J’ajouterai que la création de ce nouveau mandat permettra aussi accessoirement une substantielle réduction des dépenses liées aux 6 000 élus actuels.

Ayons de plus à l’esprit que la multiplication des élus locaux n’est pas un gage de vitalité démocratique. J’en veux pour preuve les city councils des plus grandes villes américaines, qui n’excèdent pas cinquante membres.

Cela dit, je regrette que nous devions attendre le projet de loi relatif à l’élection des conseillers territoriaux pour que soient levées les zones d’ombre qui persistent.

Nos compatriotes sont attachés à la commune, qui constitue la première et la plus proche expression de la démocratie. Cependant, l’insuffisance des ressources fiscales propres crée une dépendance vis-à-vis des dotations de l’État ou des autres collectivités. C’est pourquoi le renforcement et l’approfondissement de l’intercommunalité constituent un impératif que vise à traduire le présent projet de loi. Je m’en réjouis comme élu rural connaissant les difficultés des petites communes.

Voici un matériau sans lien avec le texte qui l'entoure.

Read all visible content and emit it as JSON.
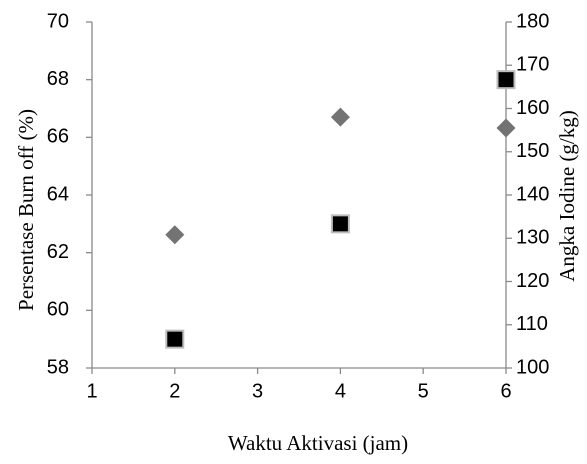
{
  "chart_data": {
    "type": "scatter",
    "xlabel": "Waktu Aktivasi (jam)",
    "ylabel_left": "Persentase Burn off (%)",
    "ylabel_right": "Angka Iodine (g/kg)",
    "xlim": [
      1,
      6
    ],
    "xticks": [
      1,
      2,
      3,
      4,
      5,
      6
    ],
    "ylim_left": [
      58,
      70
    ],
    "yticks_left": [
      58,
      60,
      62,
      64,
      66,
      68,
      70
    ],
    "ylim_right": [
      100,
      180
    ],
    "yticks_right": [
      100,
      110,
      120,
      130,
      140,
      150,
      160,
      170,
      180
    ],
    "grid": false,
    "series": [
      {
        "axis": "left",
        "marker": "square",
        "color": "#000000",
        "x": [
          2,
          4,
          6
        ],
        "y": [
          59.0,
          63.0,
          68.0
        ]
      },
      {
        "axis": "right",
        "marker": "diamond",
        "color": "#737373",
        "x": [
          2,
          4,
          6
        ],
        "y": [
          130.8,
          158.0,
          155.5
        ]
      }
    ]
  }
}
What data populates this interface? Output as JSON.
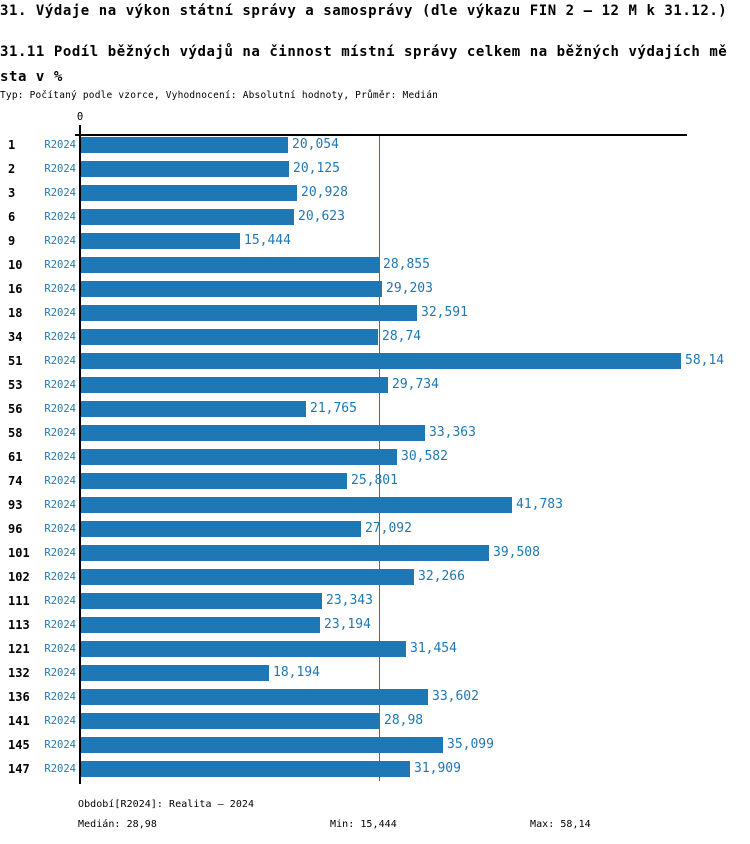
{
  "title": "31. Výdaje na výkon státní správy a samosprávy (dle výkazu FIN 2 – 12 M k 31.12.)",
  "subtitle_line1": "31.11 Podíl běžných výdajů na činnost místní správy celkem na běžných výdajích mě",
  "subtitle_line2": "sta v %",
  "meta_line": "Typ: Počítaný podle vzorce, Vyhodnocení: Absolutní hodnoty, Průměr: Medián",
  "chart_data": {
    "type": "bar",
    "orientation": "horizontal",
    "title": "31.11 Podíl běžných výdajů na činnost místní správy celkem na běžných výdajích města v %",
    "axis_zero_label": "0",
    "xlim": [
      0,
      58.8
    ],
    "series_label": "R2024",
    "categories": [
      "1",
      "2",
      "3",
      "6",
      "9",
      "10",
      "16",
      "18",
      "34",
      "51",
      "53",
      "56",
      "58",
      "61",
      "74",
      "93",
      "96",
      "101",
      "102",
      "111",
      "113",
      "121",
      "132",
      "136",
      "141",
      "145",
      "147"
    ],
    "values": [
      20.054,
      20.125,
      20.928,
      20.623,
      15.444,
      28.855,
      29.203,
      32.591,
      28.74,
      58.14,
      29.734,
      21.765,
      33.363,
      30.582,
      25.801,
      41.783,
      27.092,
      39.508,
      32.266,
      23.343,
      23.194,
      31.454,
      18.194,
      33.602,
      28.98,
      35.099,
      31.909
    ],
    "value_labels": [
      "20,054",
      "20,125",
      "20,928",
      "20,623",
      "15,444",
      "28,855",
      "29,203",
      "32,591",
      "28,74",
      "58,14",
      "29,734",
      "21,765",
      "33,363",
      "30,582",
      "25,801",
      "41,783",
      "27,092",
      "39,508",
      "32,266",
      "23,343",
      "23,194",
      "31,454",
      "18,194",
      "33,602",
      "28,98",
      "35,099",
      "31,909"
    ],
    "median_line_value": 28.98,
    "legend_position": "none",
    "grid": false
  },
  "footer": {
    "period_label": "Období[R2024]: Realita – 2024",
    "median_label": "Medián: 28,98",
    "min_label": "Min: 15,444",
    "max_label": "Max: 58,14"
  },
  "colors": {
    "bar": "#1f77b4",
    "blue_text": "#1f77b4",
    "axis": "#000000",
    "background": "#ffffff"
  }
}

La carte de l’intercommunalité va enfin pouvoir être achevée, au besoin – hélas ! – par l’intervention nécessaire du préfet, mettant fin à l’incohérence des enclaves ou à l’égoïsme de communes peu disposées à partager certaines recettes fiscales au profit du développement et de l’aménagement du territoire.

Monsieur le ministre, je nourris cependant un regret. Le poids de nos régions reste malheureusement souvent très en deçà de celles de nos voisins européens pour pouvoir soutenir la comparaison dans une économie où la compétition est féroce.

Hormis trois ou quatre d’entre elles, parmi lesquelles naturellement l’Île-de-France, qui est la plus riche d’Europe, la plupart de nos régions n’atteignent pas la masse critique économique suffisante. La « banane bleue », qui s’étend de Hambourg à Milan, exerce une force centrifuge défavorable pour celles qui en sont exclues, sauf quelques exceptions, comme l’arc méditerranéen. Que pèsent aujourd’hui l’Auvergne ou le Limousin, que nous aimons tous, face au dynamisme de la Catalogne ou au poids économique de la Rhénanie ?

L’article 13 laisse à l’État le soin de donner ou non une suite aux délibérations concordantes de conseils régionaux optant pour une fusion. Une plus grande latitude des collectivités aurait été souhaitable, car elles sont les mieux au fait de leurs besoins, comme c’est le cas pour les deux Normandies.

Cette dernière observation ne remet cependant pas en cause le besoin de clarification, de rationalisation et de simplification auquel ce texte entend répondre.

Le contexte social et économique de notre pays a profondément changé. Il est normal de faire évoluer les structures administratives pour les adapter à une nouvelle époque. Parce que ce texte, comme vous l’avez dit, monsieur le ministre, « redonne du cœur et du corps à la décentralisation », je le voterai.